MONROVIA, Liberia -- Former U.S. President Jimmy Carter ended a two-day visit Saturday to Liberia, where he praised progress made by the government of warlord-turned-President Charles Taylor but warned it must respect human rights.
"Future loans and grants as well as investments will obviously be affected greatly by progress and protection of human rights and good governance," Mr. Carter said at a Friday night press conference.
While the violence that tore at Liberia from 1989-1996 is over, Mr. Taylor's critics say he accepts little criticism, harshly punishes those who anger him and has cracked down on the press.
Some people especially fear that the fledgling security services may not be properly trained and could be dominated by former fighters from Mr. Taylor's civil-war faction.
Mr.

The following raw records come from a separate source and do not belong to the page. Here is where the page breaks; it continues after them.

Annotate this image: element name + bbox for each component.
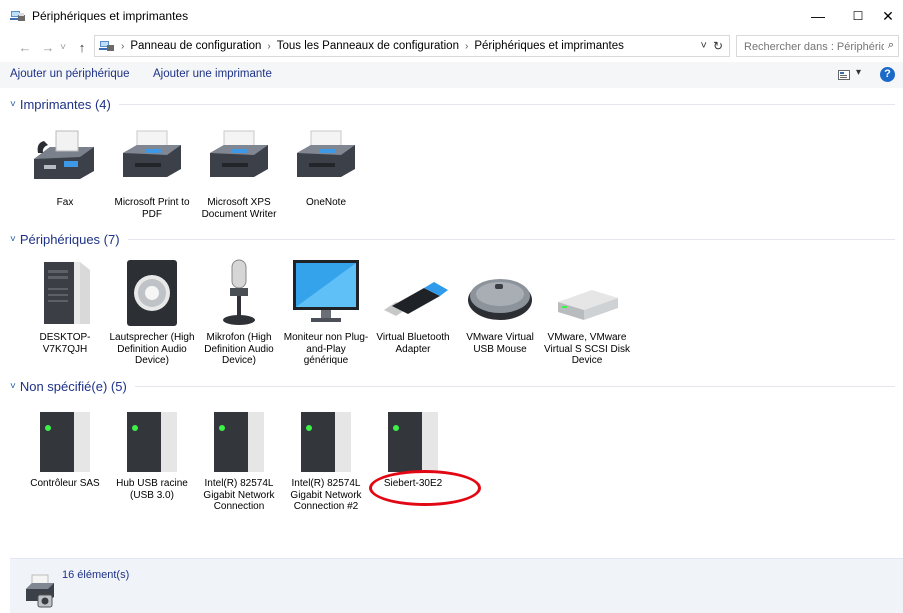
device-label: Microsoft Print to PDF bbox=[114, 197, 190, 220]
item-count: 16 élément(s) bbox=[62, 569, 130, 581]
devices-printers-app-icon bbox=[10, 11, 25, 21]
breadcrumb-devices-printers[interactable]: Périphériques et imprimantes bbox=[474, 40, 624, 52]
device-item[interactable]: Virtual Bluetooth Adapter bbox=[370, 258, 456, 355]
close-button[interactable]: ✕ bbox=[873, 0, 903, 32]
device-label: Mikrofon (High Definition Audio Device) bbox=[204, 332, 274, 366]
generic-device-icon bbox=[291, 404, 361, 474]
help-button[interactable]: ? bbox=[880, 67, 895, 82]
printer-icon bbox=[117, 123, 187, 193]
breadcrumb-separator: › bbox=[121, 40, 125, 52]
device-item[interactable]: Microsoft XPS Document Writer bbox=[196, 123, 282, 220]
command-bar: Ajouter un périphérique Ajouter une impr… bbox=[0, 62, 903, 88]
device-label: Intel(R) 82574L Gigabit Network Connecti… bbox=[290, 478, 362, 512]
device-label: DESKTOP-V7K7QJH bbox=[39, 332, 91, 355]
view-options-caret[interactable]: ▾ bbox=[856, 67, 861, 78]
address-dropdown-button[interactable]: ˅ bbox=[701, 40, 713, 52]
device-item[interactable]: Hub USB racine (USB 3.0) bbox=[109, 404, 195, 501]
disk-drive-icon bbox=[552, 258, 622, 328]
device-item[interactable]: Fax bbox=[22, 123, 108, 209]
control-panel-icon bbox=[99, 41, 114, 51]
device-label: Hub USB racine (USB 3.0) bbox=[116, 478, 188, 501]
device-item[interactable]: Intel(R) 82574L Gigabit Network Connecti… bbox=[283, 404, 369, 513]
device-item[interactable]: Moniteur non Plug-and-Play générique bbox=[283, 258, 369, 367]
computer-tower-icon bbox=[30, 258, 100, 328]
device-item[interactable]: Microsoft Print to PDF bbox=[109, 123, 195, 220]
annotation-highlight-ellipse bbox=[369, 470, 481, 506]
search-box[interactable]: ⌕ bbox=[736, 35, 899, 57]
refresh-button[interactable]: ↻ bbox=[713, 39, 729, 53]
recent-locations-button[interactable]: ˅ bbox=[58, 37, 68, 57]
device-item[interactable]: DESKTOP-V7K7QJH bbox=[22, 258, 108, 355]
fax-icon bbox=[30, 123, 100, 193]
chevron-down-icon: ˅ bbox=[10, 380, 16, 392]
usb-dongle-icon bbox=[378, 258, 448, 328]
monitor-icon bbox=[291, 258, 361, 328]
device-label: VMware, VMware Virtual S SCSI Disk Devic… bbox=[544, 332, 630, 366]
generic-device-icon bbox=[378, 404, 448, 474]
generic-device-icon bbox=[204, 404, 274, 474]
device-label: Intel(R) 82574L Gigabit Network Connecti… bbox=[203, 478, 275, 512]
group-header-printers[interactable]: ˅ Imprimantes (4) bbox=[10, 95, 895, 113]
address-bar[interactable]: › Panneau de configuration › Tous les Pa… bbox=[94, 35, 730, 57]
breadcrumb-separator: › bbox=[464, 40, 469, 52]
breadcrumb-all-control-panel-items[interactable]: Tous les Panneaux de configuration bbox=[277, 40, 459, 52]
device-label: Lautsprecher (High Definition Audio Devi… bbox=[109, 332, 195, 366]
window-title: Périphériques et imprimantes bbox=[32, 9, 189, 23]
group-header-devices[interactable]: ˅ Périphériques (7) bbox=[10, 230, 895, 248]
breadcrumb-separator: › bbox=[267, 40, 271, 52]
group-label: Non spécifié(e) (5) bbox=[19, 378, 127, 394]
breadcrumb-control-panel[interactable]: Panneau de configuration bbox=[130, 40, 261, 52]
speaker-icon bbox=[117, 258, 187, 328]
device-item[interactable]: Lautsprecher (High Definition Audio Devi… bbox=[109, 258, 195, 367]
device-item[interactable]: OneNote bbox=[283, 123, 369, 209]
search-icon[interactable]: ⌕ bbox=[888, 39, 894, 52]
search-input[interactable] bbox=[742, 37, 886, 57]
change-view-icon[interactable] bbox=[838, 70, 850, 80]
device-label: Contrôleur SAS bbox=[30, 478, 100, 489]
group-header-unspecified[interactable]: ˅ Non spécifié(e) (5) bbox=[10, 377, 895, 395]
add-device-button[interactable]: Ajouter un périphérique bbox=[10, 68, 130, 80]
device-label: Moniteur non Plug-and-Play générique bbox=[283, 332, 369, 366]
printer-icon bbox=[204, 123, 274, 193]
group-label: Imprimantes (4) bbox=[19, 96, 111, 112]
microphone-icon bbox=[204, 258, 274, 328]
device-item[interactable]: Mikrofon (High Definition Audio Device) bbox=[196, 258, 282, 367]
device-label: Microsoft XPS Document Writer bbox=[201, 197, 277, 220]
details-pane: 16 élément(s) bbox=[10, 558, 903, 613]
device-label: OneNote bbox=[305, 197, 347, 208]
add-printer-button[interactable]: Ajouter une imprimante bbox=[153, 68, 272, 80]
title-bar: Périphériques et imprimantes — ☐ ✕ bbox=[0, 0, 903, 32]
printer-camera-icon bbox=[26, 574, 54, 608]
printer-icon bbox=[291, 123, 361, 193]
back-button[interactable]: ← bbox=[16, 37, 34, 57]
generic-device-icon bbox=[30, 404, 100, 474]
chevron-down-icon: ˅ bbox=[10, 233, 16, 245]
device-item[interactable]: VMware, VMware Virtual S SCSI Disk Devic… bbox=[544, 258, 630, 367]
device-item[interactable]: Intel(R) 82574L Gigabit Network Connecti… bbox=[196, 404, 282, 513]
device-label: Virtual Bluetooth Adapter bbox=[376, 332, 450, 355]
group-divider bbox=[127, 238, 895, 240]
group-divider bbox=[118, 103, 895, 105]
generic-device-icon bbox=[117, 404, 187, 474]
device-item[interactable]: Contrôleur SAS bbox=[22, 404, 108, 490]
group-divider bbox=[134, 385, 895, 387]
up-button[interactable]: ↑ bbox=[73, 37, 91, 57]
forward-button[interactable]: → bbox=[39, 37, 57, 57]
mouse-icon bbox=[465, 258, 535, 328]
device-label: VMware Virtual USB Mouse bbox=[466, 332, 534, 355]
device-item[interactable]: VMware Virtual USB Mouse bbox=[457, 258, 543, 355]
group-label: Périphériques (7) bbox=[19, 231, 120, 247]
chevron-down-icon: ˅ bbox=[10, 98, 16, 110]
device-label: Fax bbox=[56, 197, 74, 208]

Carter, though, said he was satisfied with Liberia's security so far.
"I think the people have confidence in the security situation here, particularly with ECOMOG present," he said of the Nigerian-led West African peacekeeping force that is helping keep the peace in Liberia.
Mr. Carter said he told Mr. Taylor during their Friday meeting that he shared Mr. Taylor's concern that ECOMOG was overly dominated by one country. Mr. Taylor has tense relations with ECOMOG and its Nigerian commanders.
The peacekeeping contingent "cannot be a Nigerian force," said Mr. Carter, who added that he did recognize that country's contribution to regional security.
Mr. Carter and his wife Rosalyn is on an 11-day African tour aimed at promoting his Atlanta-based Carter Center anti-disease programs and peace efforts.
Mr. Carter, who briefly visited Liberia in 1977 while he was president, left Saturday for neighboring Guinea. The Carters earlier visited Mozambique, South Africa, Mali and Ivory Coast.